4

I have two images and I need to place the second image inside the first image. The second image can be resized, rotated or skewed such that it covers a larger area of the other images as possible. As an example, in the figure shown below, the green circle need to be placed inside the blue shape:

example 1: green circle inside blue image

Here the green circle is transformed such that it covers a larger area. Another example is shown below:

example 2: green circle inside blue image

Note that there may be some multiple results. However, any similar result is acceptable as shown in the above example.

How do I solve this problem? Thanks in advance!

Tharindu Sathischandra
  • 1,654
  • 1
  • 15
  • 37
  • 1
    This is not a good solution, but if you do not find a better solution, it might help. Find the outer range of both shapes. Now you can use an evolutionary algorithm in combination with image processing. Repeat the following operation in a loop: Randomly change the second piece. Resize it, rotate it or perform any other operations on it; But so that it does not exceed the size of the first piece. If all points of the second part are on the first part (it is possible to check it with image processing algorithms), save that image in list of candidates. – Shamshirsaz.Navid Aug 31 '21 at 06:58
  • Repeat this operation many times, for example 1000 times; Choose the best result from the saved list. The best choice could be an example with the largest number of green pixels. – Shamshirsaz.Navid Aug 31 '21 at 06:58
  • 1
    if you have non-convex shapes, the solution is **hard**, and that's technical term, not an opinion. – Christoph Rackwitz Aug 31 '21 at 13:04

1 Answers1

2

I tested the idea I mentioned earlier in the comments and the output is almost good. It may be better but it takes time. The final code was too much and it depends on one of my old personal projects, so I will not share. But I will explain step by step how I wrote such an algorithm. Note that I have tested the algorithm many times.
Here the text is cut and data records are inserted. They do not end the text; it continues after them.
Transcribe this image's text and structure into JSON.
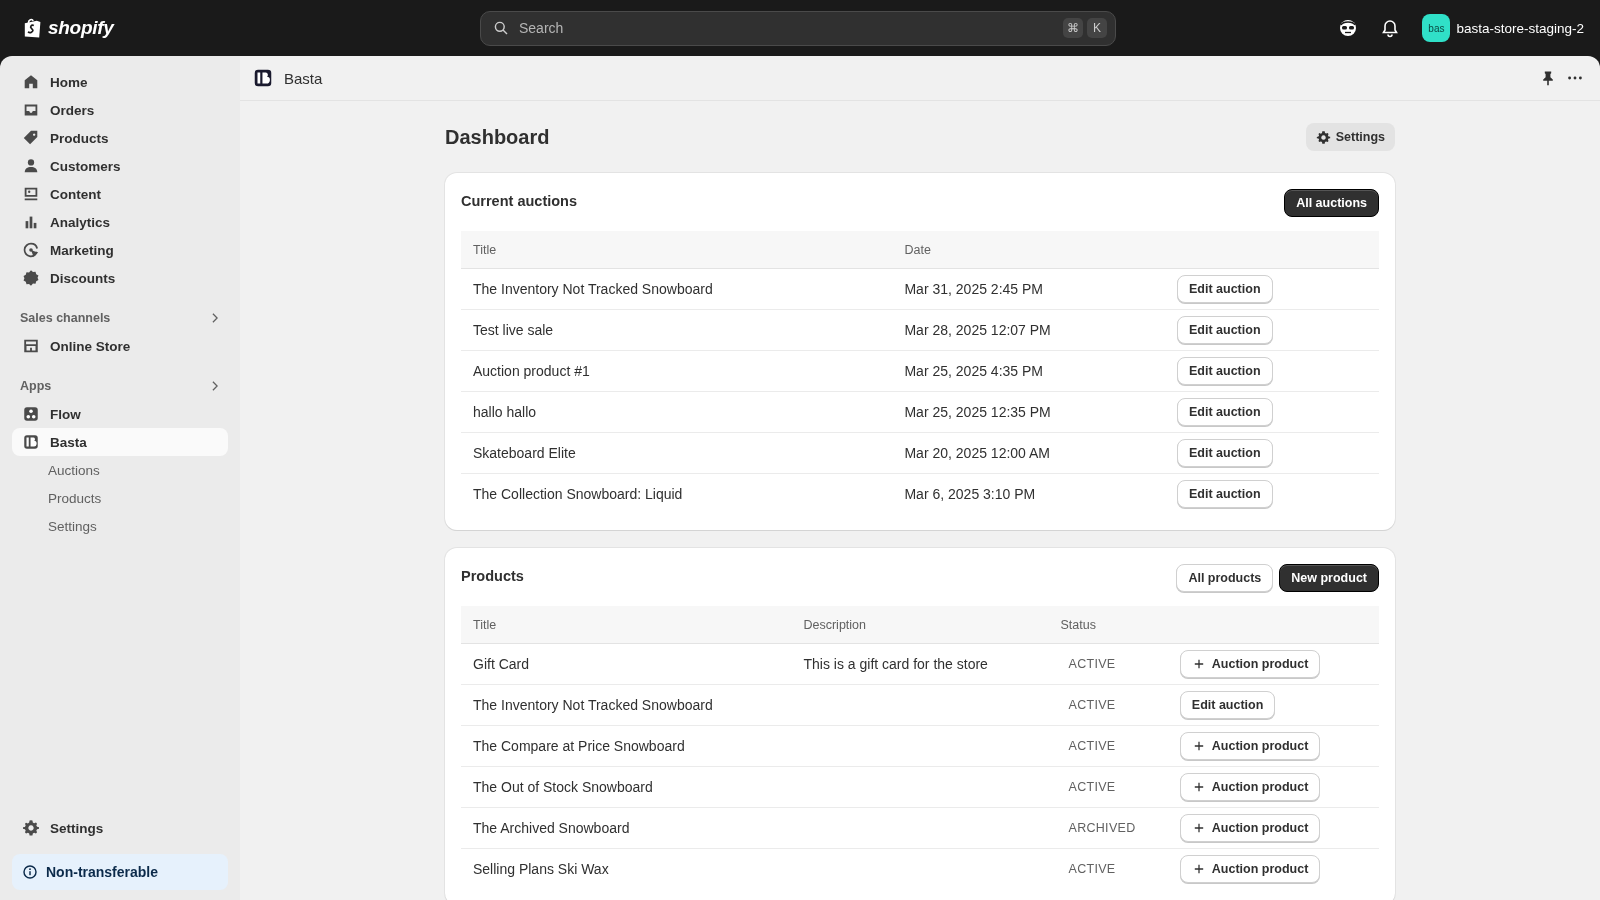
{
  "topbar": {
    "logo_text": "shopify",
    "search": {
      "placeholder": "Search"
    },
    "shortcut_keys": [
      "⌘",
      "K"
    ],
    "store": {
      "avatar": "bas",
      "name": "basta-store-staging-2"
    }
  },
  "sidebar": {
    "items": [
      {
        "label": "Home",
        "kind": "home",
        "selected": false
      },
      {
        "label": "Orders",
        "kind": "orders",
        "selected": false
      },
      {
        "label": "Products",
        "kind": "tag",
        "selected": false
      },
      {
        "label": "Customers",
        "kind": "person",
        "selected": false
      },
      {
        "label": "Content",
        "kind": "content",
        "selected": false
      },
      {
        "label": "Analytics",
        "kind": "analytics",
        "selected": false
      },
      {
        "label": "Marketing",
        "kind": "marketing",
        "selected": false
      },
      {
        "label": "Discounts",
        "kind": "discount",
        "selected": false
      }
    ],
    "sections": [
      {
        "title": "Sales channels",
        "items": [
          {
            "label": "Online Store",
            "kind": "store",
            "selected": false
          }
        ]
      },
      {
        "title": "Apps",
        "items": [
          {
            "label": "Flow",
            "kind": "flow",
            "selected": false
          },
          {
            "label": "Basta",
            "kind": "basta",
            "selected": true,
            "children": [
              {
                "label": "Auctions"
              },
              {
                "label": "Products"
              },
              {
                "label": "Settings"
              }
            ]
          }
        ]
      }
    ],
    "settings": {
      "label": "Settings"
    },
    "notice": {
      "label": "Non-transferable"
    }
  },
  "app_header": {
    "name": "Basta"
  },
  "page": {
    "title": "Dashboard",
    "settings_button": "Settings"
  },
  "auctions": {
    "title": "Current auctions",
    "buttons": [
      {
        "label": "All auctions",
        "kind": "primary"
      }
    ],
    "columns": [
      "Title",
      "Date"
    ],
    "rows": [
      {
        "title": "The Inventory Not Tracked Snowboard",
        "date": "Mar 31, 2025 2:45 PM",
        "action": "Edit auction"
      },
      {
        "title": "Test live sale",
        "date": "Mar 28, 2025 12:07 PM",
        "action": "Edit auction"
      },
      {
        "title": "Auction product #1",
        "date": "Mar 25, 2025 4:35 PM",
        "action": "Edit auction"
      },
      {
        "title": "hallo hallo",
        "date": "Mar 25, 2025 12:35 PM",
        "action": "Edit auction"
      },
      {
        "title": "Skateboard Elite",
        "date": "Mar 20, 2025 12:00 AM",
        "action": "Edit auction"
      },
      {
        "title": "The Collection Snowboard: Liquid",
        "date": "Mar 6, 2025 3:10 PM",
        "action": "Edit auction"
      }
    ]
  },
  "products": {
    "title": "Products",
    "buttons": [
      {
        "label": "All products",
        "kind": "secondary"
      },
      {
        "label": "New product",
        "kind": "primary"
      }
    ],
    "columns": [
      "Title",
      "Description",
      "Status"
    ],
    "rows": [
      {
        "title": "Gift Card",
        "description": "This is a gift card for the store",
        "status": "ACTIVE",
        "action": {
          "label": "Auction product",
          "kind": "add"
        }
      },
      {
        "title": "The Inventory Not Tracked Snowboard",
        "status": "ACTIVE",
        "action": {
          "label": "Edit auction",
          "kind": "edit"
        }
      },
      {
        "title": "The Compare at Price Snowboard",
        "status": "ACTIVE",
        "action": {
          "label": "Auction product",
          "kind": "add"
        }
      },
      {
        "title": "The Out of Stock Snowboard",
        "status": "ACTIVE",
        "action": {
          "label": "Auction product",
          "kind": "add"
        }
      },
      {
        "title": "The Archived Snowboard",
        "status": "ARCHIVED",
        "action": {
          "label": "Auction product",
          "kind": "add"
        }
      },
      {
        "title": "Selling Plans Ski Wax",
        "status": "ACTIVE",
        "action": {
          "label": "Auction product",
          "kind": "add"
        }
      }
    ]
  }
}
Not yet 100% accurate.


for N times do this:
    1. Copy from shape
    2. Transform it randomly
    3. Put the shape on the background
    4-1. It is not acceptable if the shape exceeds the background. Go to 
         the first step.
    4.2. Otherwise we will continue to step 5.
    5. We calculate the length, width and number of shape pixels.
    6. We keep a list of the best candidates and compare these three 
       parameters (W, H, Pixels) with the members of the list. If we 
       find a better item, we will save it.
  • I set the value of N to 5,000. The larger the number, the slower the algorithm runs, but the better the result.

  • You can use anything for Transform. Mirror, Rotate, Shear, Scale, Resize, etc. But I used warpPerspective for this one.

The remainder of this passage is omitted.